(b) The ellipse $E$ has equation $\mathbf X^T\mathbf A\mathbf X=24$ where $\mathbf X=\binom xy$ and $\mathbf A$ is defined as in part (a).
(i) Write down the equation of $E$ in terms of $x$ and $y$.
(ii) Show that $E$ can be rotated about the origin onto the ellipse $E'$ having equation $2x^2+3y^2=6$.
From this problem, how is one able to solve part B. For part A, the matrix is given to be $$\mathbf A=\begin{pmatrix}11&\sqrt3\\\sqrt3&9\end{pmatrix}$$ So I found the eigenvalues and eigenvectors of the this matrix to be $12$ and $8$, and the eigenvectors to be $\langle 3,\sqrt3\rangle$ and $\langle-1,\sqrt3\rangle$. Additionally solving part 1 of question b, gives $11x^2+2xy\sqrt{3}+9y^2=24$. How does one show that this can be rotated about the origin to get to $2x^2+3y^2=6$? I used desmos to visualize this and using slopes I figured out it was $60^\circ$.

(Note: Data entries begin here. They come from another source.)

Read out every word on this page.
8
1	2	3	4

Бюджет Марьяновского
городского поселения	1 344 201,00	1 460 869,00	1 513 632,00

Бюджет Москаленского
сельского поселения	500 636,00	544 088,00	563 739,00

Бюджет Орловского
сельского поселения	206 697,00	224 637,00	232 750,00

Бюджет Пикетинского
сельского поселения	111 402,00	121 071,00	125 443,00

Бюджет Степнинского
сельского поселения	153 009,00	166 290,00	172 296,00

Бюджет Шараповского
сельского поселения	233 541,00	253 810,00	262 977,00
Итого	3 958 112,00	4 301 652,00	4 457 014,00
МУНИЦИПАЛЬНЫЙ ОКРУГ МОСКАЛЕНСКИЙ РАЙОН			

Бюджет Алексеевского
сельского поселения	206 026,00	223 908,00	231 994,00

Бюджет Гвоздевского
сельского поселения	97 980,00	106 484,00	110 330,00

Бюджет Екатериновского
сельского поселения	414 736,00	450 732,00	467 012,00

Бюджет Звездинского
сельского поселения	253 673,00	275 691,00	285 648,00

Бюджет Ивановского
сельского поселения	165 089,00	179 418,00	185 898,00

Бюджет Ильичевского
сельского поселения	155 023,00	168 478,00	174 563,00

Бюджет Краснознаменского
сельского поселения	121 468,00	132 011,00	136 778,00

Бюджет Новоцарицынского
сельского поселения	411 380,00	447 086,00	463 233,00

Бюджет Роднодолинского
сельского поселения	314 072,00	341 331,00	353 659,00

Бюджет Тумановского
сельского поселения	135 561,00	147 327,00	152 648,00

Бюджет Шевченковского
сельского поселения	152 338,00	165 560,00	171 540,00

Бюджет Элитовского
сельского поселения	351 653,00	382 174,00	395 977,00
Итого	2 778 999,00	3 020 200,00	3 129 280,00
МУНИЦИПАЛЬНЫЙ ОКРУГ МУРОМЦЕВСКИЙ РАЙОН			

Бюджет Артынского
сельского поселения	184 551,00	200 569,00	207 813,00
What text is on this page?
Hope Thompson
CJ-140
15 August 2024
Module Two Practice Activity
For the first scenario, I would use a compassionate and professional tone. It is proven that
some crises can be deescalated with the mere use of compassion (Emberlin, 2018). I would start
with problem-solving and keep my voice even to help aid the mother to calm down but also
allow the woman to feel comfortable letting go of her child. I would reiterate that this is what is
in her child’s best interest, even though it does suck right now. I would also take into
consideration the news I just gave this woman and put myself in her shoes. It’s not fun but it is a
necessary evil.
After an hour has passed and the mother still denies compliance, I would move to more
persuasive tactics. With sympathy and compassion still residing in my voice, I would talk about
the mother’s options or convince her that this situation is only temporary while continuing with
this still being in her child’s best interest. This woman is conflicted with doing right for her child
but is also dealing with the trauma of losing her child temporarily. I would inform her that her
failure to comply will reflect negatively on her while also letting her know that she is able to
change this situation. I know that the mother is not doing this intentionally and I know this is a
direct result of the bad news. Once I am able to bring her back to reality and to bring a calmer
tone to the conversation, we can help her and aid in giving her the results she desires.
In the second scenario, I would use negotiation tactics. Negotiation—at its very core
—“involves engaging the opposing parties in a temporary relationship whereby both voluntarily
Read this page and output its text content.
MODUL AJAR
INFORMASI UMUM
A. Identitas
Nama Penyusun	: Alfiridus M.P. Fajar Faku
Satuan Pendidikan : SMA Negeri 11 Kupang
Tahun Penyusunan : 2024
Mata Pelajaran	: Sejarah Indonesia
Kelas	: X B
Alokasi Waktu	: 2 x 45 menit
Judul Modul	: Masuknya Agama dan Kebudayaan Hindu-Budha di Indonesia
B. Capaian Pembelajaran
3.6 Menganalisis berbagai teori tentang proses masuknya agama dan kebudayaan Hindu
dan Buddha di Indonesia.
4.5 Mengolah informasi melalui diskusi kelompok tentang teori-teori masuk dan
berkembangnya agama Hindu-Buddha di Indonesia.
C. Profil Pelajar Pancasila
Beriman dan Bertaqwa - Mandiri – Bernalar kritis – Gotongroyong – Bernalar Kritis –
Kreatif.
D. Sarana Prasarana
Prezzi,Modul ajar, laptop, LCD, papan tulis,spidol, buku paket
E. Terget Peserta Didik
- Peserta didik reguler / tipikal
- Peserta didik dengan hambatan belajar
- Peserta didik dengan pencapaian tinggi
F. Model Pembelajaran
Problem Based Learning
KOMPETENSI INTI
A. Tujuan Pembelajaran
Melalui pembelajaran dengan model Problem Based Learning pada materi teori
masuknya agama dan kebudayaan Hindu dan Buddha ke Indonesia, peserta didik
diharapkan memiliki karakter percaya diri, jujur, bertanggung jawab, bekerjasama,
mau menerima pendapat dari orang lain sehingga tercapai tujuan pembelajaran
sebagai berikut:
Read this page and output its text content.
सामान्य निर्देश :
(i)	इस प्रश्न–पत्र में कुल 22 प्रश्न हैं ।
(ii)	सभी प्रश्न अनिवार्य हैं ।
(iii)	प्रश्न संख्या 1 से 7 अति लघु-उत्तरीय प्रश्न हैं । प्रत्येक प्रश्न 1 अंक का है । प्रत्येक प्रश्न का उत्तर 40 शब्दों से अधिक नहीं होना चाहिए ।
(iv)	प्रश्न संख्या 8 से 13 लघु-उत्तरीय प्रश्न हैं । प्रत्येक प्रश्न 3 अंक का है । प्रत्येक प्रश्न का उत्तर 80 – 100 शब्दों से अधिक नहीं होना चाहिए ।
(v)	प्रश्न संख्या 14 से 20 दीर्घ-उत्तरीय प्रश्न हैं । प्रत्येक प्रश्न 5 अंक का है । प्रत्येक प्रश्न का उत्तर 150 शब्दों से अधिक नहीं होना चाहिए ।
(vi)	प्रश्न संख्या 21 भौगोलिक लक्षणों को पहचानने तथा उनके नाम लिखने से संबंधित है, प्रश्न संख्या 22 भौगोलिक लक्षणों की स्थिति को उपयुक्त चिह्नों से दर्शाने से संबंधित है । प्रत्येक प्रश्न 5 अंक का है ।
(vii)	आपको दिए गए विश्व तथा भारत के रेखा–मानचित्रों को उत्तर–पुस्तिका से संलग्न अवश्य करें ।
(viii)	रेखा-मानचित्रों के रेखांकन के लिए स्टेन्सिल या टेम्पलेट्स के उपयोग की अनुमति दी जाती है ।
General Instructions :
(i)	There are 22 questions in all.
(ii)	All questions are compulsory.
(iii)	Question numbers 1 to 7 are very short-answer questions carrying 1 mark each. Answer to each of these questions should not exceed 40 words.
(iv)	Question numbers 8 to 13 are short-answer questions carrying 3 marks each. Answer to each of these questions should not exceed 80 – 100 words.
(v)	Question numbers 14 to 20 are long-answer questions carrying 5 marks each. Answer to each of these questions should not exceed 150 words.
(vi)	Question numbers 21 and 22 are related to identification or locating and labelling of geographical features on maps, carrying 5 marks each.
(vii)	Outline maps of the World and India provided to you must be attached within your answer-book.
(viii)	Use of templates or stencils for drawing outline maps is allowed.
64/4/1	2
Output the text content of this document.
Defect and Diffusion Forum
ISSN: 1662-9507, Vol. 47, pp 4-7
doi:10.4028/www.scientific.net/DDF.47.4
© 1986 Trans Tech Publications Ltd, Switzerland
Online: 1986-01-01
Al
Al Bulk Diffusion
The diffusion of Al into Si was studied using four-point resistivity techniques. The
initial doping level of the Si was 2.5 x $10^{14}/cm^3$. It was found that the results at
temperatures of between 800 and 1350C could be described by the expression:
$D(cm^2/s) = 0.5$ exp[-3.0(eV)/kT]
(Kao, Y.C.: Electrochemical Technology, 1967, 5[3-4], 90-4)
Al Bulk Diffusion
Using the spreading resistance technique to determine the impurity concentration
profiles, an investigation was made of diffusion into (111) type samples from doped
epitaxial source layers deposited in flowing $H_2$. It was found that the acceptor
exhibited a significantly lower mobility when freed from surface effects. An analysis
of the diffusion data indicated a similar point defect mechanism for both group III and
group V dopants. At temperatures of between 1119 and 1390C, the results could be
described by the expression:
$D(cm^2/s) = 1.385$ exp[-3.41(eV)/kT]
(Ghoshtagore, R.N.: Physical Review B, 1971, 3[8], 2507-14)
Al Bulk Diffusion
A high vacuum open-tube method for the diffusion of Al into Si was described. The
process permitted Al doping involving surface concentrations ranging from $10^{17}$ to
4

$E$ may also be written as $\mathbf X^T(\mathbf A/4)\mathbf X=6$, i.e. $$\mathbf A/4=\begin{bmatrix}11/4&\sqrt3/4\\\sqrt3/4&9/4\end{bmatrix}$$ This has eigenvalues $3$ and $2$. Now the matrix formulation of $2x^2+3y^2=6$ is $\mathbf X^T\mathbf B\mathbf X=6$ where $$\mathbf B=\begin{bmatrix}2&0\\0&3\end{bmatrix},$$ and $\mathbf B$ also has eigenvalues $3$ and $2$. This tells us that $\mathbf A/4$ and $\mathbf B$ are similar. Since these matrices are symmetric, there exists an orthogonal $\mathbf P$ such that $\mathbf P^T(\mathbf A/4)\mathbf P=\mathbf B$, and the geometric interpretation of $\mathbf P$ is a rotation of the ellipse around the origin. This proves part (b).